Fannie Mae, Freddie Mac, and government entities own or guarantee 60 percent of U.S. mortgages. Lisa Tibbitts, a spokeswoman for Freddie Mac, says the insurer conducts yearly reviews of its loan portfolio, including rates of flood insurance coverage. “These reviews reveal a very low percentage of noncompliance,” she says.

And yet, since 2012, the Office of the Comptroller of the Currency, which regulates federal banks, has fined at least 27 institutions for failing to meet their obligations on flood insurance. Experts in flood insurance policy say the process appears to break down after the mortgage is made. Homeowners required to carry insurance typically keep paying their premiums for just two to four years, said University of Pennsylvania researchers in a 2012 study.
“There are plenty of areas to pass the buck in the chain of mortgage finance,” says Nela Richardson, chief economist for Redfin Corp. “That’s what makes it ultimately hard to track.” The National Mortgage Servicing Association, a trade group that represents servicers, didn’t respond to a request for comment. Four of the five largest servicers as identified by Inside Mortgage Finance declined to provide information about how many of their mortgages even require flood insurance, let alone how many comply. About 4 percent of mortgages at Wells Fargo & Co., the country’s largest servicer, require the insurance, according to spokesman Tom Goyda. He declined to say how many of those homeowners had stopped paying their premiums or how much time typically goes by between a policy lapsing and Wells Fargo finding out about it.

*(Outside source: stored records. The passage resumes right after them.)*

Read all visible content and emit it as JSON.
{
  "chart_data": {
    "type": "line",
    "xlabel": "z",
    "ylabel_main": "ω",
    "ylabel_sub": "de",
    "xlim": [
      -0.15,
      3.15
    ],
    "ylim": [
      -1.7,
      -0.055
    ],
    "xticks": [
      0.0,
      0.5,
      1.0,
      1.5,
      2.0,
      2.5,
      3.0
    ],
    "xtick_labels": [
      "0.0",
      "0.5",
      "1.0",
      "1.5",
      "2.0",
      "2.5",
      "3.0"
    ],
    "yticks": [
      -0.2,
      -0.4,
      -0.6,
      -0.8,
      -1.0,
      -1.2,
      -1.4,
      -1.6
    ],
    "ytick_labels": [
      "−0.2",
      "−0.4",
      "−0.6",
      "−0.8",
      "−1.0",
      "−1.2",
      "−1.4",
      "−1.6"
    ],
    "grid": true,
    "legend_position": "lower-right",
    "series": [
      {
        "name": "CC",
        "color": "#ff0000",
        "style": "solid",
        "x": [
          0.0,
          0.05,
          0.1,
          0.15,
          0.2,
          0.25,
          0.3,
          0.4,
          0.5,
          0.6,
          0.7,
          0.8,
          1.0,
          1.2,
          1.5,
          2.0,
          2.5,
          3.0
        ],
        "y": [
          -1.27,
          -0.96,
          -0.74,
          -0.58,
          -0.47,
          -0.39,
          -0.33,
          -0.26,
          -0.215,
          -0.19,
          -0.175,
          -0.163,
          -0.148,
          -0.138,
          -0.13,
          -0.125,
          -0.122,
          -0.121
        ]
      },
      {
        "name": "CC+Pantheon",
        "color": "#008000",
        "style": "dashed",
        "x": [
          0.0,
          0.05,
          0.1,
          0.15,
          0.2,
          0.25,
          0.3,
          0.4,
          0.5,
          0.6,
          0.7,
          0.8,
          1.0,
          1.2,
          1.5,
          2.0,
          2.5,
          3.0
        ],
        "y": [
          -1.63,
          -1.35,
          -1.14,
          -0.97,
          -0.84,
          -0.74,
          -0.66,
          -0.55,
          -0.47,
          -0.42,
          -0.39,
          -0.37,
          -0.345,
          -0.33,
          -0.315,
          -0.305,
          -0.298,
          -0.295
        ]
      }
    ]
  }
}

Mortgage lenders and servicers that are lax about flood insurance tend to be penalized lightly. In March 2013 the OCC, which regulates federal banks, determined that Amarillo National Bank had been making or renewing loans without requiring the necessary flood insurance. The fine? All of $7,250. In July 2015, Sumner National Bank of Sheldon in Illinois was fined just $3,000 for allegedly engaging in a pattern of “making, modifying, or renewing loans” without requiring coverage. First Federal Community Bank in Dover, Ohio, got dinged for $1,800. The banks neither admitted nor denied liability.

Ignoring flood insurance could soon become more costly for the mortgage industry, says Carolyn Kousky, a flood insurance expert at the Wharton School at the University of Pennsylvania. “So far there hasn’t been enough of a default risk to motivate lenders to do more on their own, voluntarily, but we’re seeing worse and worse events,” she says. “After Harvey, we might see a different kind of response.”

That’s because uninsured homeowners with severe damage may decide their only option is to abandon the property and stop making mortgage payments. “If you’ve lost your home and you don’t have insurance, that’s a good time to walk away from your property,” said R.J. Lehmann, an insurance expert at the R Street Institute, a libertarian research organization in Washington.

Fannie Mae and Freddie Mac can force servicers to buy mortgages they’ve sold or had guaranteed if they don’t have the required flood insurance, according to the Federal Housing Finance Agency. Susan Wachter, a professor of finance at Wharton, says that’s true—but it only works if the servicer has the money. And as flood events increase, so does the risk that individual servicers, which increasingly aren’t banks, will run out of funds.

“Servicers may be contractually on the line, but if they don’t have the capital, then they can’t pay up,” Wachter says, adding that taxpayers could be further exposed if clusters of homes default at the same time, reducing the value of houses around them.

Some experts have suggested that the federal government should require all homes to have flood insurance. Another possibility is to have policies last as long as 10 years.

Whatever the fix, Harvey and Irma have given the federal government a brief window to change its policy. “We can capitalize on this,” says Howard Kunreuther, a director of the Risk Management and Decision Processes Center at Wharton. “If you don’t take advantage after a disaster, you’re missing a critical opportunity.” —With Heather Perlberg, Joe Light, and Jeanna Smialek
BOTTOM LINE – The federal government has struggled for decades to enforce flood insurance requirements. Climate change is increasing the cost of that failure.